Diese Analyse ist einerseits interessante Grundlage für diese Arbeit, da sie schon eine erste institutionalistische Verbindung zwischen Kräfteverhältnissen, Ungleichheit und reformistischer Politik setzt. Andererseits jedoch bleiben wichtige Aspekte unterbetont oder ganz ausgeblendet: Das Verständnis der Erstellung einer ersten umfassenden Verfassung als einzige critical juncture verunmöglicht die Analyse von Veränderungen, die nach diesem Punkt stattgefunden haben. Der einseitige Fokus auf die „Eliten“ suggeriert zusätzlich, dass Entwicklungen bloß „von oben“ gesteuert werden, während den jeweiligen Bevölkerungsmehrheiten bloß passive Rollen zugestanden werden.
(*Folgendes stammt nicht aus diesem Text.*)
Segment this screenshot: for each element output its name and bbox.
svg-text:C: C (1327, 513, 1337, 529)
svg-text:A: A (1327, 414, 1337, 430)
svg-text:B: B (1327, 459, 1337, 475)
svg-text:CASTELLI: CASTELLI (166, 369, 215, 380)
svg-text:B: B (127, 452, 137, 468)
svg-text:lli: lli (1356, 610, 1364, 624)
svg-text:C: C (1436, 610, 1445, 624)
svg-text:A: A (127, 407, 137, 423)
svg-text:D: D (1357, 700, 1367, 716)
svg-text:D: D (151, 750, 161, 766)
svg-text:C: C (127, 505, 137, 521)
Andere Arbeiten vergleichender Forschung zu Brasilien und Südafrika beziehen sich dem gegenüber vordergründig auf die subalternen Akteure. Gay W. Seidmans Buch „Manufacturing Militance: Workers' Movements in Brazil and South Africa, 1970-1985” (Seidman 1994) behandelt in diesem Zusammenhang die Gewerkschaftsbewegungen der beiden Länder und ihren jeweiligen Beitrag zur Demokratisierungsbewegung. Dabei hebt sie in erster Linie die Ähnlichkeiten der Bewegungen hervor: Der brasilianische unabhängige und radikale Gewerkschaftsverband CUT (Central Única dos Trabalhadores) und der südafrikanische radikale „mixed race“ Gewerkschaftsverband Cosatu (Confederation of South African Trade Unions) waren ihr zu Folge beide ungewöhnlich wichtige Akteure in der Demokratisierungsbewegung. Diese Ähnlichkeiten bezieht sie auf vergleichbare Prozesse autoritär-staatlich angetriebener nachholender Industrialisierung und damit einhergehender Proletarisierung. Globale ökonomische Krisentendenzen in den 1970ern führten in beiden Fällen zur Delegitimierung des jeweils vorherrschenden autoritären Systems. Unmut in Bezug auf die ökonomische Situation konnte durch die im Industrialisierungsprozess gestärkten Gewerkschaftsbewegungen in Proteste gegen die jeweiligen Regierungen kanalisiert werden. Beide Bewegungen wurden in weiterer Folge zu zentralen Akteuren der Demokratisierungsbewegungen und daher kam es in beiden Fällen zu einem stark sozialistischen Einschlag.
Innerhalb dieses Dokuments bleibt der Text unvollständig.